Petani pun tidak berdaya, bahkan banyak petani di bernagai daerah membakar tembakau mereka di jalan jalan sebagai protes atas kebijakan pemerintah.
Separuh dari kebutuhan tembakau nasional didatangkan dari luar negeri. Jumlahnya mencapai 170 ribu ton dari 350 ribu ton yang dikonsumsi industri tembakau tiap tahun.
Separuh dari tembakau impor tersebut didatangkan dari Tiongkok. Tembakau impor inilah yang membuat harga tembakau petani jatuh. Padahal harga jual rokok tidak pernah turun.

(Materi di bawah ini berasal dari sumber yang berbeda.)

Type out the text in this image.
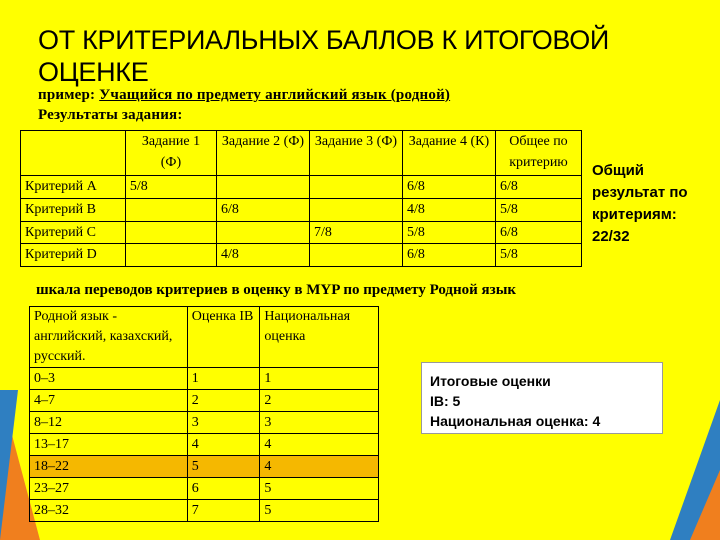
ОТ КРИТЕРИАЛЬНЫХ БАЛЛОВ К ИТОГОВОЙ ОЦЕНКЕ
пример: Учащийся по предмету английский язык (родной)
Результаты задания:
	Задание 1 (Ф)	Задание 2 (Ф)	Задание 3 (Ф)	Задание 4 (К)	Общее по критерию
Критерий A	5/8			6/8	6/8
Критерий B		6/8		4/8	5/8
Критерий C			7/8	5/8	6/8
Критерий D		4/8		6/8	5/8
Общий результат по критериям:
22/32
шкала переводов критериев в оценку в MYP по предмету Родной язык
Родной язык - английский, казахский, русский.	Оценка IB	Национальная оценка
0–3	1	1
4–7	2	2
8–12	3	3
13–17	4	4
18–22	5	4
23–27	6	5
28–32	7	5
Итоговые оценки
IB: 5
Национальная оценка: 4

Industri bahkan diduga rela membeli tembakau impor lebih mahal dibandingkan dengan harga beli mereka pada tingkat petani. Entah kenapa? Mungkin ini dikarenakan rantai pasokan dari impor jauh lebih lancar dibandingkan dengan memgumpulkan tembakau petani.
Mungkin negosiasi dengan importir jauh lebih mudah dibandingkan dengan negosiasi dengan ratusan ribu petani tembakau. Atau mungkin juga terjadi benturan antara bandar pengepul tembakau dengan perusahaan rokok besar?
Namun yang jelas tata niaga tembakau dalam negeri telah memposisikan petani tembakau sebagai kaum marginal. Makin lama makin marginal. Makin ke sini makin tersingkirkan sebagai stake holder dalam ekonomi tembakau nasional. Bukannya semarak kebahagiaan yang dirasakan petani saat panen. Malah ketakutan dan kesedihan harga tembakau jatuh.